Com isso, Júlio Morosini saiu em defesa do goleiro Barbosa. E acredita que a pecha de culpado atribuído por ele carrega um pouco de racismo. Depois de Barbosa, a seleção brasileira só voltou a ter um goleiro negro como titular em uma Copa em 2006, com Dida.

“Ele pagou por isso até morrer (em abril de 2000). Falam que ele devia ter fechado o canto. Mas quem deixou o camarada (Ghigghia) chegar sozinho pelo lado direito? E não foi um chutinho não. Foi um chute muito violento.
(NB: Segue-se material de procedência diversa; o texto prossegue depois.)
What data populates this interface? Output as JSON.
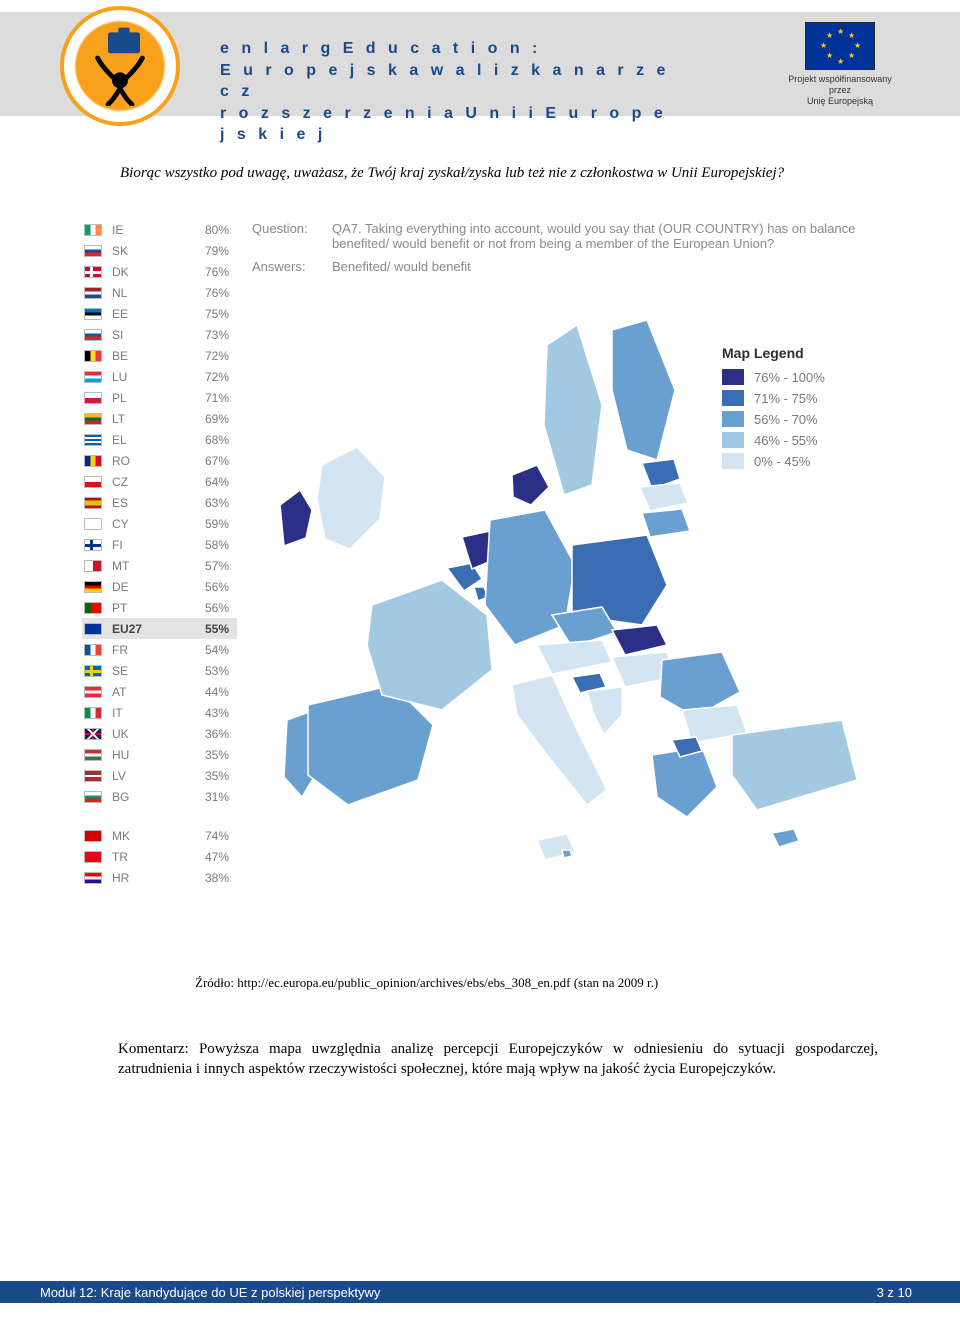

Acho que essa culpa tem um pouco também de racismo, que antes era pior do que hoje, por ele ser negro”, analisou.

Porém, para a testemunha do Maracanazo, o principal motivo pela derrota não foi a falta de marcação pelo lado esquerdo da defesa. Na opinião de Júlio Morosini o Brasil começou a ser derrotado antes mesmo de entrar em campo. Pela soberba. 

“Já nos achávamos campeões antes de entrar em campo. Os jornais estamparam isso no dia do jogo. O Brasil já entrou em campo campeão, a verdade é essa. Ninguém esperava aquela garra e aquela dedicação do Uruguai”. Afirmação confirmada pela reação da torcida após o gol da virada celeste. 

O famoso “silêncio sepulcral” do Maracanã, de fato existiu segundo seu Júlio. Mas, segundo ele, nos minutos finais a torcida tentou dar um último ânimo à seleção. Em vão. “A torcida de fato ficou em silêncio depois do segundo gol do Uruguai. Um olhava para o outro e ninguém acreditava no que estava acontecendo. Mas nos minutos finais, a torcida voltou a incentivar. Mas infelizmente não deu”, recordou. 

“Quando terminou o jogo fiquei sentado no Maracanã sem acreditar durante muito tempo. Eu e várias pessoas. Outros começaram a dar murro no concreto. Por dois, três meses o Rio de Janeiro ficou parado. A gente pegava um bonde e via as pessoas de cabeça baixa. As pessoas ficaram em casa. Parece até o que estamos vendo hoje com esse coronavírus”, comparou.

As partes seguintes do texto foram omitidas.